Originally Posted by
Tijuana
So, you above all others, have knowledge the rest of us don't?
No, I'm speaking about basic concepts of civics. Pretty much everyone who knows much of anything about the US legal system knows this stuff.
Because standing is a thing. For example, one judge rules in the first ban that the complainant did not have standing to bring the case. It is unprecedented, in US legal history, for the full rights of the constitution to be applied to a person or entity with no standing.
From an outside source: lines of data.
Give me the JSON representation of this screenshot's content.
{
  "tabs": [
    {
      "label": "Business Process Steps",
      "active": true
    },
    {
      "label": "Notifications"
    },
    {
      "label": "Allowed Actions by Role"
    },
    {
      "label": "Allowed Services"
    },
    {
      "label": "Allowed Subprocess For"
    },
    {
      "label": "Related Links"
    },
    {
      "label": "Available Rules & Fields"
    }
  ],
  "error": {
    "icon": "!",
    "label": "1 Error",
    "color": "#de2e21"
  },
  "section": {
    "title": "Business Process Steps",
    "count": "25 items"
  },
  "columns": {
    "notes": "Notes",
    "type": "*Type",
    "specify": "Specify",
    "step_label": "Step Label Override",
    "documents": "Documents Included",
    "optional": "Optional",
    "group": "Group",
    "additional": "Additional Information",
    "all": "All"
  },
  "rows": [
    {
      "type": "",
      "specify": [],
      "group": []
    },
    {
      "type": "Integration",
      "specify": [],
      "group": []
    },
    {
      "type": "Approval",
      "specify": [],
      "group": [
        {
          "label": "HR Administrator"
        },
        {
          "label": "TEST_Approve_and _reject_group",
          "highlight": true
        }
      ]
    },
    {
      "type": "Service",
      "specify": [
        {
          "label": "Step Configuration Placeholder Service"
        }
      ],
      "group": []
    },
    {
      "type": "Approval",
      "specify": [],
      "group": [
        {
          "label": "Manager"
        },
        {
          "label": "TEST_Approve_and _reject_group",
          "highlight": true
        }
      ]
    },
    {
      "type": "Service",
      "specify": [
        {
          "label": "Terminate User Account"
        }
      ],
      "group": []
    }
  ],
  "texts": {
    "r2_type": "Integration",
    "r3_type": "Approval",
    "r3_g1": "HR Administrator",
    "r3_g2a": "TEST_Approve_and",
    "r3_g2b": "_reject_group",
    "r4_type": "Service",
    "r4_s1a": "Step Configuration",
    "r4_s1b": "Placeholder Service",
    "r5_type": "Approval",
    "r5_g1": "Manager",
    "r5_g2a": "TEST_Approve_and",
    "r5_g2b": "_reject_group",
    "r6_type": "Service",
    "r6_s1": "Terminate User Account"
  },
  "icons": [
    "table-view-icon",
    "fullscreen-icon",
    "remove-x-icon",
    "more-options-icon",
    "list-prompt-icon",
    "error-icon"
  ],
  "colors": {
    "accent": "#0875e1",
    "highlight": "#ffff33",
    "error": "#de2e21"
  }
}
The case you presented, is about a US citizen. How is that the same standing as a person who has never been here, and has had no contact with our government?
Grats on not reading through the case to see the precedent that I was talking about.
Specifically, this exerpt speaks to what you're so wrong about;
The Fourteenth Amendment to the Constitution is not confined to the protection of citizens. It says,
Nor shall any State deprive any person of life, liberty or property, without due process of law; nor deny to any person within its jurisdiction the equal protection of the laws.
These provisions are universal in their application to all persons within the territorial jurisdiction, without regard to any differences of race, of color, or of nationality, and the equal protection of the laws is a pledge of the protection of equal laws.
This has been the recognized precedent for well over a century, under US law. Not a single person alive has ever lived in an era when this wasn't true. The Constitution applies to every single person within US jurisdiction. Not just citizens. Not just on US soil.